Saindo do mudo ideal e voltando para a realidade, não podemos deixar de comemorar o encaminhamento dessa crise pelas vias democráticas, mesmo obstruídas ao ponto do quase colapso. Houve a eleição de um presidente que representa a busca pela mudança, não pela “antipolítica”, mas justamente pelo reestabelecimento da democracia representativa e suas instituições. Queremos que a limpeza do país continue, com a retirada da vida pública daqueles que participaram da destruição do país. Queremos leis mais duras e que sejam implementadas, combatendo os altos índices criminais. Um STF que defenda a Constituição e não tenha como principal razão da sua existência a proteção aos criminosos nas altas esferas. Tudo isso pode e deve acontecer sem nenhum golpe ou criação de regime autoritário.

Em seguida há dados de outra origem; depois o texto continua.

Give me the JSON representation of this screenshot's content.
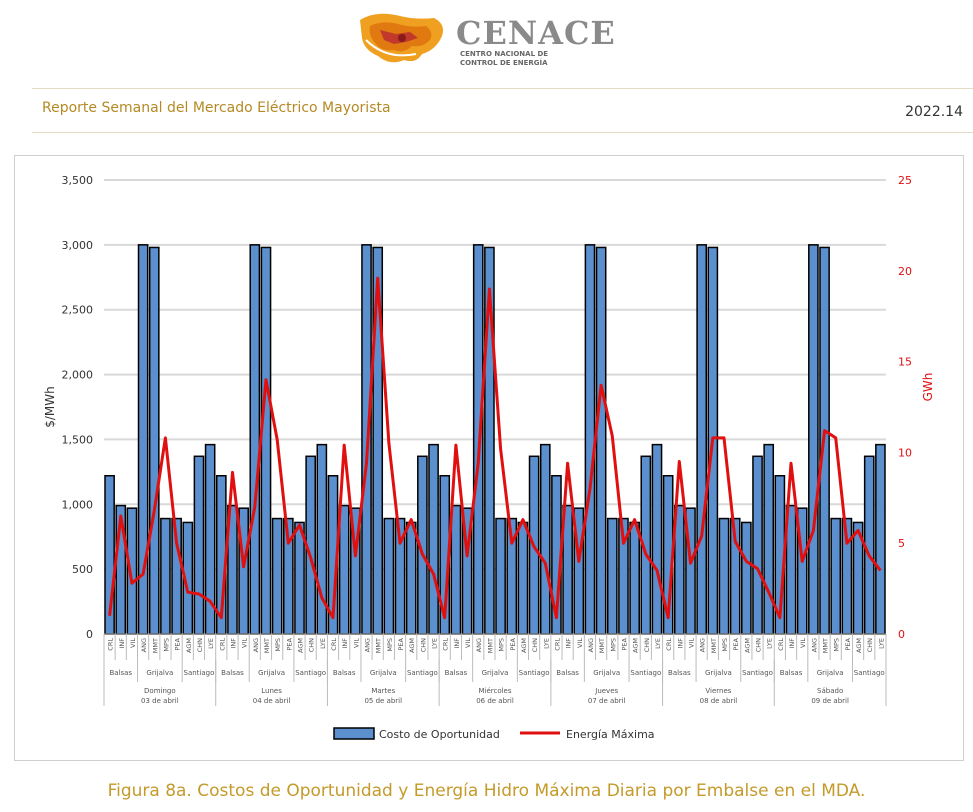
{
  "header": {
    "logo_name": "CENACE",
    "logo_sub_1": "CENTRO NACIONAL DE",
    "logo_sub_2": "CONTROL DE ENERGÍA",
    "report_title": "Reporte Semanal del Mercado Eléctrico Mayorista",
    "report_number": "2022.14"
  },
  "colors": {
    "bar": "#5b8fcd",
    "line": "#e01010",
    "accent": "#b58a25"
  },
  "chart_data": {
    "type": "bar+line",
    "ylabel_left": "$/MWh",
    "ylabel_right": "GWh",
    "ylim_left": [
      0,
      3500
    ],
    "ylim_right": [
      0,
      25
    ],
    "left_ticks": [
      "0",
      "500",
      "1,000",
      "1,500",
      "2,000",
      "2,500",
      "3,000",
      "3,500"
    ],
    "right_ticks": [
      "0",
      "5",
      "10",
      "15",
      "20",
      "25"
    ],
    "plants": [
      "CRL",
      "INF",
      "VIL",
      "ANG",
      "MMT",
      "MPS",
      "PEA",
      "AGM",
      "CHN",
      "LYE"
    ],
    "groups": [
      {
        "label": "Balsas",
        "count": 3
      },
      {
        "label": "Grijalva",
        "count": 4
      },
      {
        "label": "Santiago",
        "count": 3
      }
    ],
    "days": [
      {
        "name": "Domingo",
        "date": "03 de abril"
      },
      {
        "name": "Lunes",
        "date": "04 de abril"
      },
      {
        "name": "Martes",
        "date": "05 de abril"
      },
      {
        "name": "Miércoles",
        "date": "06 de abril"
      },
      {
        "name": "Jueves",
        "date": "07 de abril"
      },
      {
        "name": "Viernes",
        "date": "08 de abril"
      },
      {
        "name": "Sábado",
        "date": "09 de abril"
      }
    ],
    "series": [
      {
        "name": "Costo de Oportunidad",
        "axis": "left",
        "type": "bar",
        "values": [
          1220,
          990,
          970,
          3000,
          2980,
          890,
          890,
          860,
          1370,
          1460,
          1220,
          990,
          970,
          3000,
          2980,
          890,
          890,
          860,
          1370,
          1460,
          1220,
          990,
          970,
          3000,
          2980,
          890,
          890,
          860,
          1370,
          1460,
          1220,
          990,
          970,
          3000,
          2980,
          890,
          890,
          860,
          1370,
          1460,
          1220,
          990,
          970,
          3000,
          2980,
          890,
          890,
          860,
          1370,
          1460,
          1220,
          990,
          970,
          3000,
          2980,
          890,
          890,
          860,
          1370,
          1460,
          1220,
          990,
          970,
          3000,
          2980,
          890,
          890,
          860,
          1370,
          1460
        ]
      },
      {
        "name": "Energía Máxima",
        "axis": "right",
        "type": "line",
        "values": [
          1.0,
          6.5,
          2.8,
          3.3,
          6.8,
          10.8,
          5.0,
          2.3,
          2.2,
          1.8,
          0.9,
          8.9,
          3.7,
          7.0,
          14.0,
          10.7,
          5.0,
          6.0,
          4.2,
          2.0,
          0.9,
          10.4,
          4.3,
          9.4,
          19.6,
          10.5,
          5.0,
          6.3,
          4.4,
          3.3,
          0.9,
          10.4,
          4.3,
          9.4,
          19.0,
          10.2,
          5.0,
          6.3,
          4.8,
          3.9,
          0.9,
          9.4,
          4.0,
          8.0,
          13.7,
          10.9,
          5.0,
          6.3,
          4.4,
          3.5,
          0.9,
          9.5,
          3.9,
          5.4,
          10.8,
          10.8,
          5.1,
          4.0,
          3.6,
          2.3,
          0.9,
          9.4,
          4.0,
          5.7,
          11.2,
          10.8,
          5.0,
          5.7,
          4.3,
          3.5
        ]
      }
    ],
    "legend": [
      "Costo de Oportunidad",
      "Energía Máxima"
    ]
  },
  "caption": "Figura 8a. Costos de Oportunidad y Energía Hidro Máxima Diaria por Embalse en el MDA."
}
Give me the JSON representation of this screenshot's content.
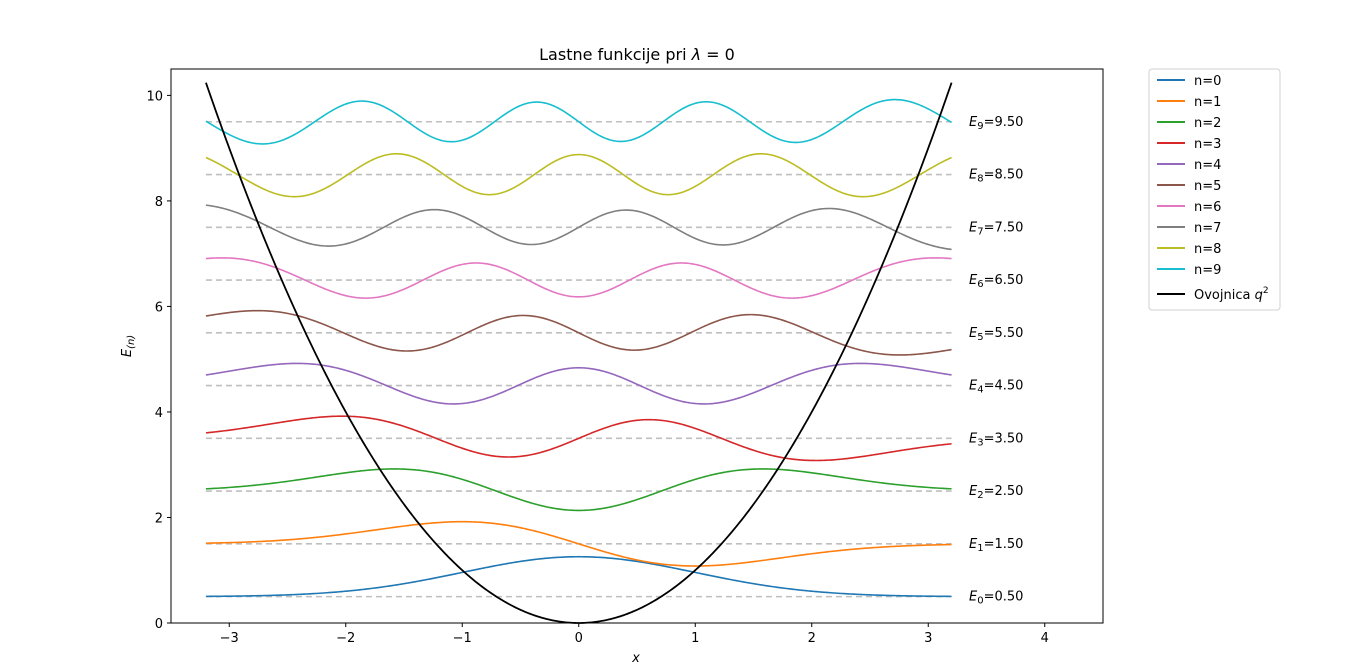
{
  "chart_data": {
    "type": "line",
    "title": "Lastne funkcije pri λ = 0",
    "title_parts": {
      "text": "Lastne funkcije pri ",
      "symbol": "λ",
      "rest": " = 0"
    },
    "xlabel": "x",
    "ylabel": "E(n)",
    "ylabel_parts": {
      "main": "E",
      "sub": "(n)"
    },
    "xlim": [
      -3.5,
      4.5
    ],
    "ylim": [
      0,
      10.5
    ],
    "x_range": [
      -3.2,
      3.2
    ],
    "x_ticks": [
      -3,
      -2,
      -1,
      0,
      1,
      2,
      3,
      4
    ],
    "x_tick_labels": [
      "−3",
      "−2",
      "−1",
      "0",
      "1",
      "2",
      "3",
      "4"
    ],
    "y_ticks": [
      0,
      2,
      4,
      6,
      8,
      10
    ],
    "y_tick_labels": [
      "0",
      "2",
      "4",
      "6",
      "8",
      "10"
    ],
    "grid": false,
    "legend_placement": "outside-upper-right",
    "energy_levels": [
      0.5,
      1.5,
      2.5,
      3.5,
      4.5,
      5.5,
      6.5,
      7.5,
      8.5,
      9.5
    ],
    "energy_labels": [
      {
        "sub": "0",
        "value": "=0.50"
      },
      {
        "sub": "1",
        "value": "=1.50"
      },
      {
        "sub": "2",
        "value": "=2.50"
      },
      {
        "sub": "3",
        "value": "=3.50"
      },
      {
        "sub": "4",
        "value": "=4.50"
      },
      {
        "sub": "5",
        "value": "=5.50"
      },
      {
        "sub": "6",
        "value": "=6.50"
      },
      {
        "sub": "7",
        "value": "=7.50"
      },
      {
        "sub": "8",
        "value": "=8.50"
      },
      {
        "sub": "9",
        "value": "=9.50"
      }
    ],
    "energy_label_prefix": "E",
    "series": [
      {
        "name": "n=0",
        "color": "#1f77b4",
        "offset": 0.5
      },
      {
        "name": "n=1",
        "color": "#ff7f0e",
        "offset": 1.5
      },
      {
        "name": "n=2",
        "color": "#2ca02c",
        "offset": 2.5
      },
      {
        "name": "n=3",
        "color": "#d62728",
        "offset": 3.5
      },
      {
        "name": "n=4",
        "color": "#9467bd",
        "offset": 4.5
      },
      {
        "name": "n=5",
        "color": "#8c564b",
        "offset": 5.5
      },
      {
        "name": "n=6",
        "color": "#e377c2",
        "offset": 6.5
      },
      {
        "name": "n=7",
        "color": "#7f7f7f",
        "offset": 7.5
      },
      {
        "name": "n=8",
        "color": "#bcbd22",
        "offset": 8.5
      },
      {
        "name": "n=9",
        "color": "#17becf",
        "offset": 9.5
      }
    ],
    "envelope": {
      "name_text": "Ovojnica ",
      "name_symbol": "q",
      "name_sup": "2",
      "color": "#000000"
    },
    "level_line_color": "#bfbfbf"
  }
}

Para tal, é preciso que o Congresso assuma as suas prerrogativas e vote os projetos de acordo com o interesse dos seus representados, a Justiça garanta a continuidade da Lava-Jato e de outras operações que provoquem o afastamento da vida pública dos bandidos de sempre e a população continue a pressionar os poderosos, sempre que eles desviarem dessa rota em busca da autoproteção.
Infelizmente, Andreazza e outros que acompanham a sua postura enxergam mais riscos no processo de renovação política brasileira do que na manutenção do status quo. Caso essa seja a tese vencedora, perderemos talvez a maior oportunidade da nossa história para quebrar o infinito ciclo de pobreza material e moral que assola o país.